My eyes are bleary and my hands are stiff, and I haven't done a lick of schoolwork yet today. But I did write about 1200 words. In 3 hours. That's an average of 400 words an hour. I type 40 words a minute, so that's the equivalent of... ten minutes.
The reason it takes me so long is that I can't usually write nonstop. I write a sentence, get up, pace, sit down, write another sentence, get some coffee, pace, sit down.
See, I just did it again! I wrote those few lines, got up, walked through the house, looked out the window for Jeffrey, paced, stuck my head out and called for him, reassured myself that he was in the yard, then came back in.
It's like I can't think unless I'm moving. I do that when I'm talking on the phone, too. Does that mean anything?
I've been stuck for a few days, both on the plot and on having too many other things to do. The number of undone chores around here is staggering. I have to grade papers, and do lesson planning, and make my notes for tomorrow's classes. And pay bills, and put away laundry, and go grocery shopping, and pick up the dry cleaning, and, and, and....
However, the story is all kind of coming together now, to a natural denouement. I'm already missing my characters; in my mind the book is nearly over. It's like that sad feeling you get when you realize the movie is ending, and you have to throw away your popcorn container and go home.
But! There is always the sequel. Or the prequel. I am starting to think that what I have here is really the second book in a series, not the first one, and that what I need to do is go back and tell the story of how the two main male characters first met and became friends, and the stuff that led up to the war preceding my current story.
This was prompted by an article that had me laughing so hard I couldn't stop. I couldn't breathe; tears were streaming down my face. I was making strange gasping sounds that summoned my husband from the basement to see if I was choking on a grape.

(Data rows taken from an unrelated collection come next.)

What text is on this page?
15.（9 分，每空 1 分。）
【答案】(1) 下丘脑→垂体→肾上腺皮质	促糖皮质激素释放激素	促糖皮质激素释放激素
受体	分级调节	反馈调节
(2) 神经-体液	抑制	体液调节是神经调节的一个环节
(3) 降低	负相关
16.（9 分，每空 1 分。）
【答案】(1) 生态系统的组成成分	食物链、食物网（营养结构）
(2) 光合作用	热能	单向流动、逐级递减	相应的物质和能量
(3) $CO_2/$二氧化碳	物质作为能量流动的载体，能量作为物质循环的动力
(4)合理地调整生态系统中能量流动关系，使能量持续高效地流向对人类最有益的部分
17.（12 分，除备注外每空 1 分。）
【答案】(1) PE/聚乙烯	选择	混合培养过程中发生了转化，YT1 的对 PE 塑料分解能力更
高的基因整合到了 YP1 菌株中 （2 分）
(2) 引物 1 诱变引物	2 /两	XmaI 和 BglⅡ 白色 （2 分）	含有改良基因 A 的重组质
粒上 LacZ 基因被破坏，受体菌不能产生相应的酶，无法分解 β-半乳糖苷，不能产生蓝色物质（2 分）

Here it is: The Fantasy Novelist's Exam
The thing that prompted me to think about a prequel was item #27: Does your novel contain a prologue that is impossible to understand until you've read the entire book, if even then? Now, I know this is a dig at Tolkein's prologue to the second edition to The Lord of the Rings, which was an attempt to answer many questions from fans about Middle Earth in general, and Hobbits in particular. However, it made me think about the prologue I had originally written for The Golden Gryphon (which I was told was unreadable), and the problems I have had trying to insert sufficient background information into the story.
My next favorite item is #56
Does anybody in your novel fight for two hours straight in full plate armor, then ride a horse for four hours, then delicately make love to a willing barmaid all in the same day?
My other favorites are #52 "Do you ever use the term "plate mail" in your novel?"
and #42 "At any point in your novel, do the main characters take a shortcut through ancient dwarven mines?"
along with #65"Do you not realize it takes hours to make a good stew, making it a poor choice for an "on the road" meal?
This whole post is an example of a new term I have coined called "Novelling." I spend a lot more time novelling than I do writing. That is, I spend more time talking about, thinking about, blogging about, doing pointless "research" on the Internet for, daydreaming about, planning and doodling illustrations for my novel than I do actually working on it.
Perhaps that is why, at my 2 year anniversary of the beginning of this project, I'm still not done. But I'm sure having a lot of fun!